The paramters of interest are (a, b). The problem is that we don't
observe zt. Instead we observe xt which equals zt plus a measurement
error:

(2) xt = zt + ut

In order to proceed, we need to model the unobserved zt. Let

(3) zt = m + vt

Assume (et, ut, vt) are iid N(0, V) where V = diag(se^2, su^2,
sv^2).

Integrating zt out of (1-3) using

Integrate[
PDF[NormalDistribution[a + b*zt, se], yt] *
PDF[NormalDistribution[zt, su], xt] *
PDF[NormalDistribution[m, sv], zt],
{zt, -Infinity, Infinity},
GenerateConditions -> False]

produces (after rearrangement)

(4) PDF[NormalDistribution[a1 + b1*xt, se1], yt] * PDF
[NormalDistribution[m, su1], xt]

which can be expressed as

(5) yt = a1 + b1*xt + e1t
(6) xt = m + u1t

where

(7) a1 = a + b*m*su^2/(su^2+sv^2)
(8) b1 = b*sv^2/(su^2+sv^2)
(9) se1^2 = se^2 + b^2*su^2*sv^2/(su^2+sv^2)
(10) su1^2 = su^2+sv^2

The likelihood for the parameters, theta = (a,b,m,se,su,sv), is given
by

likelihood = Product[fun[data[[t]]], {t, T}]

where data is a list of the observed {xt, yt} pairs and fun[{xt, yt}]
is given by (4) using the substitutions (7-10).
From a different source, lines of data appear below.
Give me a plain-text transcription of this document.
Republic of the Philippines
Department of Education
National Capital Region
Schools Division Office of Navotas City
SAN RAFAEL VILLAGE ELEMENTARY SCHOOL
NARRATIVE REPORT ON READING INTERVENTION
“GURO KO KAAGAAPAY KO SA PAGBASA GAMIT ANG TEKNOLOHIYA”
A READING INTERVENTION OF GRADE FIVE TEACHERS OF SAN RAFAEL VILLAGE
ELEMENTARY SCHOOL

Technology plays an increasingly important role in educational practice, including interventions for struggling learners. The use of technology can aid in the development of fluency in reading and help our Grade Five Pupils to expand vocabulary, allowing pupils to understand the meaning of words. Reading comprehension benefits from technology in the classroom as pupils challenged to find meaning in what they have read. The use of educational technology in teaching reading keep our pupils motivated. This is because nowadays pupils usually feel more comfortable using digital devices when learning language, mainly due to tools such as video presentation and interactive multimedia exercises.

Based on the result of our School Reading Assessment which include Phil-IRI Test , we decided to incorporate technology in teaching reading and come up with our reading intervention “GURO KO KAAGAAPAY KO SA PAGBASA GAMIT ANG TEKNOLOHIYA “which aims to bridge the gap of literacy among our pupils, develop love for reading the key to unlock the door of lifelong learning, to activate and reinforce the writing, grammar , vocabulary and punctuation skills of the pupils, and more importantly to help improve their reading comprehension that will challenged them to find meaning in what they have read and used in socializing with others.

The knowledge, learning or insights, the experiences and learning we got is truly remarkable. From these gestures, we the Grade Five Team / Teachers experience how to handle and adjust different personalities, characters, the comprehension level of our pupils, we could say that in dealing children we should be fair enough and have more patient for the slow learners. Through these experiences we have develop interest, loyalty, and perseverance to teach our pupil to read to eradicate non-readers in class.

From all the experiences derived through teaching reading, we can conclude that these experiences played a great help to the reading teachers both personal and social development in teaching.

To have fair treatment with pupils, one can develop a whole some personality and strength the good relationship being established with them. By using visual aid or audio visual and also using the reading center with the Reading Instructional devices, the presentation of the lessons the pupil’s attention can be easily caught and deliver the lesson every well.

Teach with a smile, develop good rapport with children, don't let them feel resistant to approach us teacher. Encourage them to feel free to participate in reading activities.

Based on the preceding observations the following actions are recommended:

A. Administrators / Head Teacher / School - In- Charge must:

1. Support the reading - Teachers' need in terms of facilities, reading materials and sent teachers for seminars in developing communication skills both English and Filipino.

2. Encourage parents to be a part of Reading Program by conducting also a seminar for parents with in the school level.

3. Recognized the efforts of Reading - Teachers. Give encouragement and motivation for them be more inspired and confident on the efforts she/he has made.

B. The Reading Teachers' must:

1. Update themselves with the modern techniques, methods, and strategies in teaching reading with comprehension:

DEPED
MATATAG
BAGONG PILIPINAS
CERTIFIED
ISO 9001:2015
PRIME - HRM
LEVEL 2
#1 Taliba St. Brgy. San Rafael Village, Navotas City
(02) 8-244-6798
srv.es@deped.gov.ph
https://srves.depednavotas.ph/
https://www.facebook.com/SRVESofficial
A Bayesian approach specifies a prior distribution for theta, p
(theta), and then uses an MCMC algorithm (such as the random-walk
Metropolis algorithm) to draw from the posterior distribution, p(theta|
data). [The posterior distribution is proportional to likelihood * p
(theta).]

Note that (xt, yt) has a bivariate normal distribution, which is
characterized by 5 parameters. However, there are 6 parameters in
theta; this suggests a lack of identification. Fortunately, this
presents no particular problem for the Bayesian approach, even with a
flat prior for theta.

--Mark